Several poems are about leaving landscapes, returning to them when they, or the narrators, have changed, then pondering on the difference between then and now, between maps and reality, down country lanes in fading light.
With poems like those on p.37, p.38, p.40 the plot summary is essentially the poem; the idea's spread too thinly amongst too many words. The language goes flat when she wants to make sure we "get" something important, or when there's info-dumping
- "When he ordered the carving/ of his graduate son's memorial -/ the young consumptive/ so loved, focus of so much pride -/the austerity of grief/ constrained him" (p.15)
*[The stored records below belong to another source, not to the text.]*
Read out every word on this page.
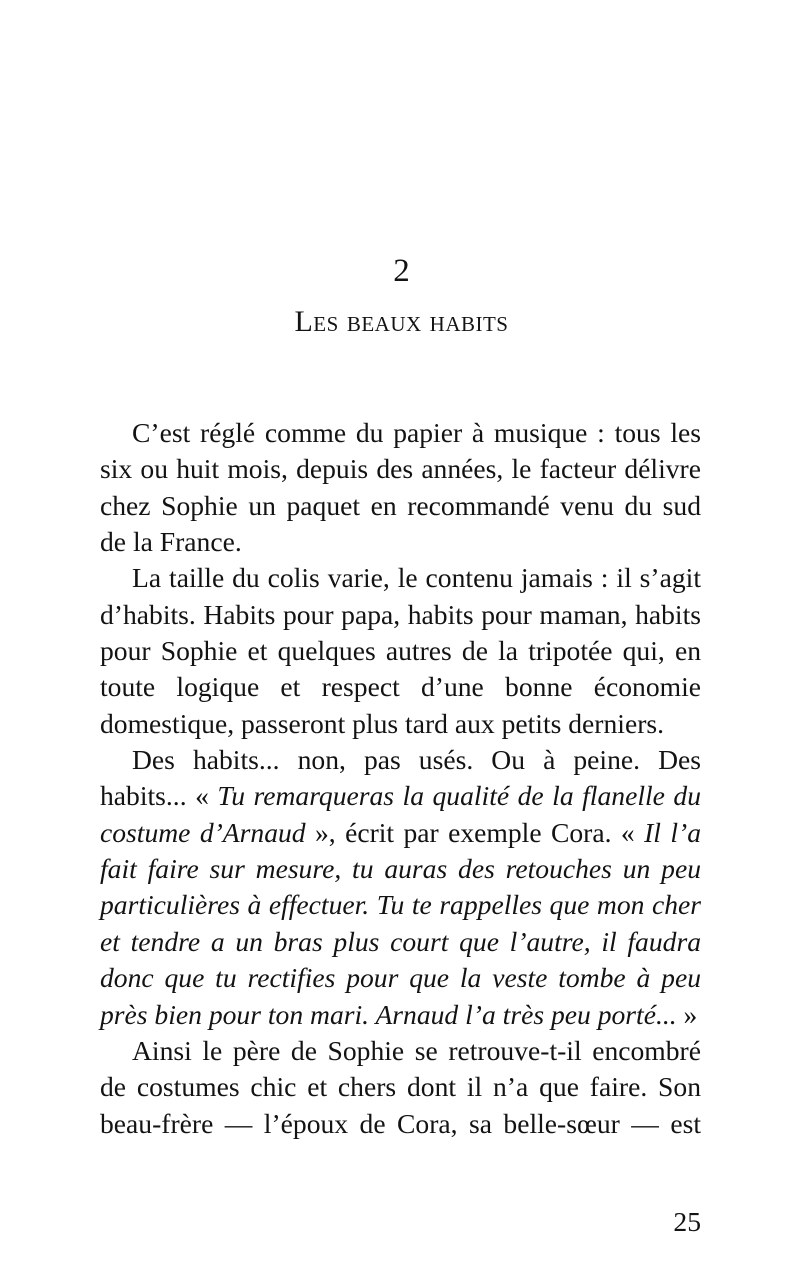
2
Les beaux habits

C’est réglé comme du papier à musique : tous les six ou huit mois, depuis des années, le facteur délivre chez Sophie un paquet en recommandé venu du sud de la France.

La taille du colis varie, le contenu jamais : il s’agit d’habits. Habits pour papa, habits pour maman, habits pour Sophie et quelques autres de la tripotée qui, en toute logique et respect d’une bonne économie domestique, passeront plus tard aux petits derniers.

Des habits... non, pas usés. Ou à peine. Des habits... « Tu remarqueras la qualité de la flanelle du costume d’Arnaud », écrit par exemple Cora. « Il l’a fait faire sur mesure, tu auras des retouches un peu particulières à effectuer. Tu te rappelles que mon cher et tendre a un bras plus court que l’autre, il faudra donc que tu rectifies pour que la veste tombe à peu près bien pour ton mari. Arnaud l’a très peu porté... »

Ainsi le père de Sophie se retrouve-t-il encombré de costumes chic et chers dont il n’a que faire. Son beau-frère — l’époux de Cora, sa belle-sœur — est

25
- "Scarcely anyone walks where the pavement ends/ by the busiest road, on rough grass alongside/ cars, tankers, stock-lorries, vans, four-by-fours,/ and once in a while an obstructive tractor/ chivvying a herd of cows. " (p.44)
- "But then/ one by one, cluster by cluster, as though/ abandoned or overwhelmed,/ the little faraway lights went out./ There was only the pallid mist, thickening,/ a chill in the morbid air, and questions/ it might be better not to ask" (p.56)
- "Knowing again, vicariously,/ the concentrated life of my/ irreplaceable solitudes, I felt/ it mattered little to be there/ or far away, young or old, even/ alive or dead, as long as that/ uncompromising beauty stayed" (p.61)
"checkng" (p.17) is a typo. "Elegy" is my favourite.